Friday, September 16, 2005

 

LRHWOTF

Two of the workshops that I attended at GenCon were run by Brad Beaulieu (he's posted his notes on the site, in case anyone's interested), who won the WOTF contest for the 20th anthology (last year, I think). In one session, he asked if anyone else had entered the contest. Of 15 or so audience members, I was the only person who had entered a selection. I was surprised because entering this contest seems like such a logical thing to do. There's no reading fee. The judges are established authors in the sci-fi & fantasy genres. There are quarterly deadlines throughout the year. If your story places in any quarter, it's published in an anthology. There's a sizeable check involved if your work is the big winner for the year. Seems like a no brainer.

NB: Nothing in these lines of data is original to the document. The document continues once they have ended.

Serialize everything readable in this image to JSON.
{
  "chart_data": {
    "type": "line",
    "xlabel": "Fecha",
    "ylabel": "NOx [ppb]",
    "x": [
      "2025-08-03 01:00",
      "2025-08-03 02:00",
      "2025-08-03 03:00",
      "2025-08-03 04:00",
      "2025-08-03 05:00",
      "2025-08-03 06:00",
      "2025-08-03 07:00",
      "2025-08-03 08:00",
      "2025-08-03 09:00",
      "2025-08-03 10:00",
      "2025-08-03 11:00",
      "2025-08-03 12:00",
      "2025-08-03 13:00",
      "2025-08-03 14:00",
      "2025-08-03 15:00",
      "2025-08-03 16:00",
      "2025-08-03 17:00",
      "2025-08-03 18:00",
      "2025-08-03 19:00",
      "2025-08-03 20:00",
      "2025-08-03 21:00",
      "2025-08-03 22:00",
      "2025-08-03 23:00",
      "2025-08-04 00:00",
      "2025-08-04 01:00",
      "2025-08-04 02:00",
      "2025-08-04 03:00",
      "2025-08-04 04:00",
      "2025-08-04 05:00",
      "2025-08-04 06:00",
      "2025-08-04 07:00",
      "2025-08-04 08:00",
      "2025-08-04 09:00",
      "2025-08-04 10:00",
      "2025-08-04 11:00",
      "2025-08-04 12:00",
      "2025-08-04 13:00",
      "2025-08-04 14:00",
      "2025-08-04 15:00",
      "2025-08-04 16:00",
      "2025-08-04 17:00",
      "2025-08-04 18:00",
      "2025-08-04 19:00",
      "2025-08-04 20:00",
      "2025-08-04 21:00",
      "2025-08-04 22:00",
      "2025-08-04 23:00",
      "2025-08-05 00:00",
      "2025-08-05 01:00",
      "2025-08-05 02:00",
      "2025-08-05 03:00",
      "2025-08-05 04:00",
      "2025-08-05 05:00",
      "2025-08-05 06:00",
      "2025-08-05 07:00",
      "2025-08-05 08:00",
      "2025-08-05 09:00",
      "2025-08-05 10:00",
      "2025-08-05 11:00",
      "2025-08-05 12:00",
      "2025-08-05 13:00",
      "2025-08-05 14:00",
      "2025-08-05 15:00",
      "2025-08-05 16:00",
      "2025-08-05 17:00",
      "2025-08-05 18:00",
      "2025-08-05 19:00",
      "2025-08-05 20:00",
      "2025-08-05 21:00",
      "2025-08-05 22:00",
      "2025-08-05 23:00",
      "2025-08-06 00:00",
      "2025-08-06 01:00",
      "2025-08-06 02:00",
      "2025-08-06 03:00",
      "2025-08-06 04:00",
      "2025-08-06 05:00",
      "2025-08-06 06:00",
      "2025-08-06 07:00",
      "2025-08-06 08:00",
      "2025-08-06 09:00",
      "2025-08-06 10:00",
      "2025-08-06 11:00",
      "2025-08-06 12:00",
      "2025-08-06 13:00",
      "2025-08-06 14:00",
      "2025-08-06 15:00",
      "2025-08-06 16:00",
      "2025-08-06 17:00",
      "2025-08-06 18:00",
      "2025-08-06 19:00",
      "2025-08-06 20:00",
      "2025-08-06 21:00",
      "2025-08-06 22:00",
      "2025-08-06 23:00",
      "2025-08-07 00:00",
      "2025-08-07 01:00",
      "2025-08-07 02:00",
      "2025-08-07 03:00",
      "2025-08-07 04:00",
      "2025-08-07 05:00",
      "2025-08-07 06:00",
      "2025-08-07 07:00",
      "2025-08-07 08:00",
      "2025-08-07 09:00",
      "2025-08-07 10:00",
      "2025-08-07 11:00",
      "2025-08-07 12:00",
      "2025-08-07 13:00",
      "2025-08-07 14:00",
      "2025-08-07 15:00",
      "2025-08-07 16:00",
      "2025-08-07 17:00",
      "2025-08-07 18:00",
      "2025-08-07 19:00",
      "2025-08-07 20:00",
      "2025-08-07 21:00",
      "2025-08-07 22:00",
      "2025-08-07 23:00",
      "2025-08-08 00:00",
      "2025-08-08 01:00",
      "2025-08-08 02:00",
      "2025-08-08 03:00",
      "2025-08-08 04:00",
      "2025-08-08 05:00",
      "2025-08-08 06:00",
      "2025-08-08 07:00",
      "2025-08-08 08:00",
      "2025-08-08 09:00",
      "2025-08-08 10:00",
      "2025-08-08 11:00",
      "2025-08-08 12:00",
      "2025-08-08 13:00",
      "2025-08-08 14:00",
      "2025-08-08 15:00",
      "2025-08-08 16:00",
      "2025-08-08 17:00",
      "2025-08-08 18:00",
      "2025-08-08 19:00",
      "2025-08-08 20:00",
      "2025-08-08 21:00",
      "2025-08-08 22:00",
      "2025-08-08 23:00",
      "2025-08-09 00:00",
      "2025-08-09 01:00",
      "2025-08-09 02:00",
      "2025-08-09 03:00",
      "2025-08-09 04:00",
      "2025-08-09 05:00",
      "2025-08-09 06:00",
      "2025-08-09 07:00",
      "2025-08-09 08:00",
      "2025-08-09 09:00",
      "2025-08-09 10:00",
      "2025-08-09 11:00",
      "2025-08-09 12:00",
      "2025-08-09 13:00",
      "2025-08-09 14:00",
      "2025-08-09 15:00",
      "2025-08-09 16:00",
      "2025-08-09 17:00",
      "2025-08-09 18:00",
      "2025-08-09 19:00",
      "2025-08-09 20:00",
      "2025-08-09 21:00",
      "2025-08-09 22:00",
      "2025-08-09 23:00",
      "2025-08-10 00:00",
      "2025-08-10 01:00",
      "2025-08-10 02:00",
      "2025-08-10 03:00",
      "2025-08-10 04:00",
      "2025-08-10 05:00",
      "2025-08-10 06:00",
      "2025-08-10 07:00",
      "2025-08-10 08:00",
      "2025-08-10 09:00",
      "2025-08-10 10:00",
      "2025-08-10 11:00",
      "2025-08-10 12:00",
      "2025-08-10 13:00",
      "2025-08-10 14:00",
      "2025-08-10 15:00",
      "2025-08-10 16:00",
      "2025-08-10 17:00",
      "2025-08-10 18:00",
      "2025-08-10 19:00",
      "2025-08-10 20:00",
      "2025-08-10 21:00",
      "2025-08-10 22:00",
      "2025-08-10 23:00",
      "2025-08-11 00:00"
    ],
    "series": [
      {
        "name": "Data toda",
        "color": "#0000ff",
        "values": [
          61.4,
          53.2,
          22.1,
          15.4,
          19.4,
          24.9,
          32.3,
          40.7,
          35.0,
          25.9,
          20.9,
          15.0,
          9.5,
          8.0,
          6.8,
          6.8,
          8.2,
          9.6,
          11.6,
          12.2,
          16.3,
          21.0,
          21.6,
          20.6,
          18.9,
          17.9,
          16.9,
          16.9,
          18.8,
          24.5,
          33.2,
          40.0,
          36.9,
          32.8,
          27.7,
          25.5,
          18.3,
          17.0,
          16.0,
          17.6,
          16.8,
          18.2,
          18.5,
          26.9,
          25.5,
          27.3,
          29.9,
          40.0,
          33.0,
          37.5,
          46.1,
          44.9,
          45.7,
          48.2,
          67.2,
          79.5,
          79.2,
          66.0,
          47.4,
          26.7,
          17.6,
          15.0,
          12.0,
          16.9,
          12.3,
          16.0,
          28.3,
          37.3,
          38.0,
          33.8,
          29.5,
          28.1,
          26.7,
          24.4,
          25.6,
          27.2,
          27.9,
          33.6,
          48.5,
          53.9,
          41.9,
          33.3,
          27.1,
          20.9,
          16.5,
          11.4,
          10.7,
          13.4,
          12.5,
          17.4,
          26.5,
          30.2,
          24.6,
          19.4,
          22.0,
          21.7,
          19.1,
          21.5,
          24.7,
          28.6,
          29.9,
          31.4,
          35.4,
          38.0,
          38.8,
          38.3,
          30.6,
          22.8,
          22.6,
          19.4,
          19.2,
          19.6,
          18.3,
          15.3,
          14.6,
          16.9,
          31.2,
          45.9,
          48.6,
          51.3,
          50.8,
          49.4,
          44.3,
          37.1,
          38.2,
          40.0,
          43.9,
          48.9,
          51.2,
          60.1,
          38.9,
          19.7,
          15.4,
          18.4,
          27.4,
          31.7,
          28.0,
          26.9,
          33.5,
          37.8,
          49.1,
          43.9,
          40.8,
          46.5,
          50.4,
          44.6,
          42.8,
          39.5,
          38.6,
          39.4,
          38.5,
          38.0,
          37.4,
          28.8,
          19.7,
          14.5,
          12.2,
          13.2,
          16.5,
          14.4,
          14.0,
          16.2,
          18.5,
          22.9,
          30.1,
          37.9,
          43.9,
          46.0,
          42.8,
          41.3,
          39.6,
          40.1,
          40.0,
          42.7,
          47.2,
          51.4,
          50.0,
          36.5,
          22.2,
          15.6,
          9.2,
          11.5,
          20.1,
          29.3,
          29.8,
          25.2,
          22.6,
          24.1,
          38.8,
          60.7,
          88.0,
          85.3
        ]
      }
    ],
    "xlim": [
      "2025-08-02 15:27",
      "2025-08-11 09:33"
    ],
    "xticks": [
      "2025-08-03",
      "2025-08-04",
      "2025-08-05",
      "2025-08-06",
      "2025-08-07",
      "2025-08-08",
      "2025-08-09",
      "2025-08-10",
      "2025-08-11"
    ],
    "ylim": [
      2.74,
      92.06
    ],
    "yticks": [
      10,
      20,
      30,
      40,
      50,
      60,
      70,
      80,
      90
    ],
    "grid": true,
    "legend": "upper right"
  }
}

The story I entered last year is one I'm rather fond of. While it didn't place high enough to be considered for publication, I was informed that it had reached the quarter-finals, that the judges were impressed by it, and that I was encouraged to keep writing. That made for quite the positive experience.

The piece I've been working on with the aim to submit it to LRHWOTF this year (ooh, the end of the quarter is this month!) is also fantasy but quite different in tone and flavor of fantasy (modern rather than medievalesque). I like the piece, and I'm curious to see how readers respond to it. I feel like it's a winner, but I'm less and less convinced it's right for LRHWOTF. We'll see what happens... I have to decide it's finished first!

I need to follow the lessons I've learned from Marcy Rockwell and Harley Stroh. Write something every day. Keep sending stuff out regularly. Sleep is for folks who don't have aspirations to write for a living.